What norinew said. Prayers for things that will lead to true improvement of my life are always welcome. Prayers that I see the light and come “back” to heterosexuality, or things in similar veins (forgiveness for my horrible sins, etc.) are not, because they’re prayers for things that need no forgiveness or change as requested in them.
I have no problem with religion, nor with Christianity (I consider myself a devout Christian, although at the moment non-denomenational), but only those who believe, often devoutly, something I simply cannot support or claim is correct under any right-minded system of ethics/morality: that my love is false, inferior, a rebellion from God.

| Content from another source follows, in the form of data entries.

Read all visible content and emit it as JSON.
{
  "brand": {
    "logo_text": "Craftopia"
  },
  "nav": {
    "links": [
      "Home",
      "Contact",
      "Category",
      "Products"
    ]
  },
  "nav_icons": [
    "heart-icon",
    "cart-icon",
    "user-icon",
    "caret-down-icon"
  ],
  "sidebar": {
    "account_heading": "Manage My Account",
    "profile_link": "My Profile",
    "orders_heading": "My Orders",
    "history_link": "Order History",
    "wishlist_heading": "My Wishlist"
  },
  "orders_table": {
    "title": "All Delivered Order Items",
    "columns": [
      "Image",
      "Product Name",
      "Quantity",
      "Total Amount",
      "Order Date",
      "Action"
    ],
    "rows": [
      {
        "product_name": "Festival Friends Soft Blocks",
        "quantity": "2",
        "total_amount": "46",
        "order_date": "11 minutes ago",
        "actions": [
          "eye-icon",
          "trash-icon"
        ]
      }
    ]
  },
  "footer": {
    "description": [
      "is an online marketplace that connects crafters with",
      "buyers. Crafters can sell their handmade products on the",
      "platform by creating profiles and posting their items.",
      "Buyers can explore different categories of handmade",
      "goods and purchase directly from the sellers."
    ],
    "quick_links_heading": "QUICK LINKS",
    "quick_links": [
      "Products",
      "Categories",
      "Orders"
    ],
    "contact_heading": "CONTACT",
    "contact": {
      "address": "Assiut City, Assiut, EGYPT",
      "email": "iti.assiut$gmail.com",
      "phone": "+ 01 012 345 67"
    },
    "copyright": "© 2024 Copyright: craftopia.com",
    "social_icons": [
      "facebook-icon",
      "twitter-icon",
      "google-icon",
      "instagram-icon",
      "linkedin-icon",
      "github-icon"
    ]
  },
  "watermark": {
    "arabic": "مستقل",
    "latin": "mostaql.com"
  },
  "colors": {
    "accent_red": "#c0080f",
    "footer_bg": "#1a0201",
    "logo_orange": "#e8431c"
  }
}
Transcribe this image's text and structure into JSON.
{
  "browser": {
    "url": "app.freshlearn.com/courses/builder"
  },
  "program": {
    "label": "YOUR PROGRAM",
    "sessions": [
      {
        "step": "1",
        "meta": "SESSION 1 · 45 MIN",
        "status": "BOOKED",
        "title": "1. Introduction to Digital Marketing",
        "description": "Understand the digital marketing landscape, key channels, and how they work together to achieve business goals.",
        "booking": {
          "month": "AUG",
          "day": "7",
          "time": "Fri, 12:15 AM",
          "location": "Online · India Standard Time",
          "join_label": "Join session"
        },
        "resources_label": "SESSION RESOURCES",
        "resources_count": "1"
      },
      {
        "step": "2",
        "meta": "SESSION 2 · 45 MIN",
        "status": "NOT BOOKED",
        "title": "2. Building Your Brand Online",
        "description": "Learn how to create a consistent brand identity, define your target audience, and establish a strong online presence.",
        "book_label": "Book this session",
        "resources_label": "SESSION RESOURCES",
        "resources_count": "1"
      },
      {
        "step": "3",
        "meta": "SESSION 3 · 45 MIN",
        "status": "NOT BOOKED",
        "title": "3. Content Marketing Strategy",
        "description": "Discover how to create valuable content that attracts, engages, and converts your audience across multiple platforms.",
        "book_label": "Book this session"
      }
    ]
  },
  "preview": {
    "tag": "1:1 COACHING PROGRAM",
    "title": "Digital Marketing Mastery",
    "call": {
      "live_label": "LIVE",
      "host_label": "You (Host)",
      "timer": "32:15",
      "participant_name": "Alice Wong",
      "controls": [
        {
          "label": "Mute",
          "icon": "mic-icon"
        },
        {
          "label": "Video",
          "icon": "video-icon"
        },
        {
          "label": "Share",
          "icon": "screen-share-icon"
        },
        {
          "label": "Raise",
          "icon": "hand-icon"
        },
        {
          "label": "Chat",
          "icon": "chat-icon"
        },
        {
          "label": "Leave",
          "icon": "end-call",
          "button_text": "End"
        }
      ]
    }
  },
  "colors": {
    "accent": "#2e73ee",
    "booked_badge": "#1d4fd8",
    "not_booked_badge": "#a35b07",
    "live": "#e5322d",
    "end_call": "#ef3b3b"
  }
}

If that makes me non-PC and judgemental myself, I can live with that. I believe I have a right to judge those who would infringe on my life and my happiness for no reason other than they wouldn’t do it themselves and are ignorant as to why anyone else might think differently.
I am a good person. I am not a perfect person, and I never will be, because human nature is not perfection. I struggle, I fail, and sometimes I do the wrong thing. I do sin.
But my love is no sin. It can be as pure as any straight person’s.
I have loved with such intensity that I would have given my life for the other person’s safety and happiness. I have loved foolishly, I have loved well, I have had requited love, and I have had love unrequited. I have loved without hope of any sort of return or gain for it. I will continue to love throughout my life, because it tells me one more reason why I should get up in the morning when the world seems dark and hopeless. That doesn’t matter, because my life can be lit by one simple smile, a tender touch of a hand.
Those who say this love is a biological or psychological error to be corrected do not understand its beauty. Those who say it is an inborn trait I must suppress do not understand its power. I will do neither, because God would not wish it.
Jesus believed and understood the power in all forms of love. He wished for his disciples to spread love far and wide, without reservation or hesitation, because it is the one gift we can give to the world without expectations, yet receive back a hundredfold.
I will give every form of love I can. I love my family, I love my community, I love my country, the world, and all things in it. And one day I will hopefully love a husband, with all my heart, mind, body, and soul.
Why? Because Jesus wants me to.
(PS: This was not precisely directed at you, Polycarp. I just sorta got on a rant and it flowed from there.)